As my undergraduate thesis project I wanted to make a full simulation of the MRI process that was capable of running on both CPU and GPU. Maybe that sounds ambitious, but let us break the problem down.
A real MRI scanner has an input, a program, and an output. Medically, that input is often a person’s head. In reality, a lot of MRI research is done using samples called “phantoms”. These are very simple samples that we know what they should look like as outputted images from our scanner. Phantoms let us test how well the scanner is working. The simplest phantom is a container of water. Since MRI works by exciting water molecules, and then detecting the signal emitted from them, we would expect to see the shape of the container on the output image. That is, if the scanner is working properly. If it isn’t, we see a distorted image of that sample container.
If we can validate the output of MRI scanners using phantoms as an input, why do we want to simulate the process? Like a computer processing a job, an MRI scanner uses a program to run a scan. Writing successful programs for MRI scanners is a challenge, and a continued area of research. MRI scans can also be very time consuming, due to natural physical restrictions, which a simulation can fast forward through. A simulation can be used to verify and optimize these scanner programs, before they are ever used. Lastly, time on a MRI scanner is expensive, so it’s best to have tried the experiment in a simulator first.
MRI simulation has received significant attention previously. However, the simulator I developed simulates the full MRI pipeline (you see a simulated image at the end), models diffusion, can operate at low field strengths, and uses the GPU for a performance boost. Generating a full image, rather than just measuring total signal, requires a significantly more complex MRI program (to encode water molecules with spatial information), and the accompanying image reconstruction algorithm to convert the simulated signal into an image. The simulator models diffusion of water, which certain types of imaging, e.g. Diffusion Tensor Imaging (DTI), uses to resolve brain structures based on their characteristic diffusion values. Lastly, since the simulator can model precession of the hydrogen atoms for low magnetic fields, it can be used to simulate low field field MRI systems. These systems are less expensive and more portable than traditional high field MRI scanners, making these low field scanners ideal for developing countries and rural communities.
My simulator is an extension of Trevor Vincent’s MRI simulator, also supervised by Dr. Christopher Bidinosti. I was therefore able to start with a simulator that solved the Bloch equations for low magnetic fields, and modelled diffusion on the GPU. I extended this simulator to have full imaging capability with a GPU compatible pipeline.
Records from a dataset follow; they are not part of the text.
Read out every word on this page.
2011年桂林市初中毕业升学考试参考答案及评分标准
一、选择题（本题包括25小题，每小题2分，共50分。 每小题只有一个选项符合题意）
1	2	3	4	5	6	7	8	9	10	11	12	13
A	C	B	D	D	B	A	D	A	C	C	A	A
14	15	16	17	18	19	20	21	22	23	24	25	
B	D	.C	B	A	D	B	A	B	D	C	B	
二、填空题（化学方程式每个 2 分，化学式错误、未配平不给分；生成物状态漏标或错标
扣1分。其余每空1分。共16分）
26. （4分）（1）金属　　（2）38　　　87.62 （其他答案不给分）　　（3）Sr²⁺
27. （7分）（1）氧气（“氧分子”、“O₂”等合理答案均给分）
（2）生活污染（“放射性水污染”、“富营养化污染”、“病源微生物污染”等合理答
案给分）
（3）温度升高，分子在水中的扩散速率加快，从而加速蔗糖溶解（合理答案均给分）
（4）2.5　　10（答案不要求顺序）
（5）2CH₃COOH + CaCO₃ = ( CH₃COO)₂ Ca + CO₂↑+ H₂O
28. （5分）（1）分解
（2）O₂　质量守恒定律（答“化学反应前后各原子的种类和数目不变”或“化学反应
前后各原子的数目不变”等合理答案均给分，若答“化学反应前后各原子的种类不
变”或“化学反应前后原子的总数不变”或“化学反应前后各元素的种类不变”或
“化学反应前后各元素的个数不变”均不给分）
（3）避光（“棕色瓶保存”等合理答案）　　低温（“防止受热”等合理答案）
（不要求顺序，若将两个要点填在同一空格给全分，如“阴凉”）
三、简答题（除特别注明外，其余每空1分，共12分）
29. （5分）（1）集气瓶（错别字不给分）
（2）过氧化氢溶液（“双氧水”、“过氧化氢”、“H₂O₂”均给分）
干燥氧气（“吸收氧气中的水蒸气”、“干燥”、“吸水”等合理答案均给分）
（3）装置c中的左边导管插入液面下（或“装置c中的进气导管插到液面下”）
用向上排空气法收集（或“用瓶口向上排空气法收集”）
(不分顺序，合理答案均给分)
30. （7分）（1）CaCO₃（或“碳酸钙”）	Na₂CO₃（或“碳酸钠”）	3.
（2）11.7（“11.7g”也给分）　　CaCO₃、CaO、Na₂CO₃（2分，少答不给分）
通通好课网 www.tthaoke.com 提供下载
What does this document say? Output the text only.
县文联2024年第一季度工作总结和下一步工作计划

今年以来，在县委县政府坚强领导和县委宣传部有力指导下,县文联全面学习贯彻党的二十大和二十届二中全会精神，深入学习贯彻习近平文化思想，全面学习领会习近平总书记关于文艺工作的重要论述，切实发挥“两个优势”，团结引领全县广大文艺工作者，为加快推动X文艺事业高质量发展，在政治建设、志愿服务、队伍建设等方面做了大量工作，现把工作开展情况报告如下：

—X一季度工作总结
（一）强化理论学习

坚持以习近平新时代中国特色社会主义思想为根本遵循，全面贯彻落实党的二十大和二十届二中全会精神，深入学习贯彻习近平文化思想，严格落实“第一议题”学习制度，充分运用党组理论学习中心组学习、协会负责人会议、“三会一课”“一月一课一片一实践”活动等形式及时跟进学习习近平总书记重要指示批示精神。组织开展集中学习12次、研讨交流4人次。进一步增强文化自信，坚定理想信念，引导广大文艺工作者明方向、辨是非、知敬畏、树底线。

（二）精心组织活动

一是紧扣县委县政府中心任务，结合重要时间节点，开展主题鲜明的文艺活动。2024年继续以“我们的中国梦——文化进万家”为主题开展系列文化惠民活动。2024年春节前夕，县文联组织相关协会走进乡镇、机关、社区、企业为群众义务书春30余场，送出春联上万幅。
I mentioned that diffusion can be used by a MRI scanner to learn more about the sample. In this example I placed five simulated water samples with different diffusion coefficients along the bottom. Moving from left to right the diffusion coefficient increases. Therefore the signal decays faster due to phase incoherence (water mixes and destructively accelerates the decay of its signal). This results in progressively dimmer circles.
Running this experiment on GPU increases the performance by a factor of 50x.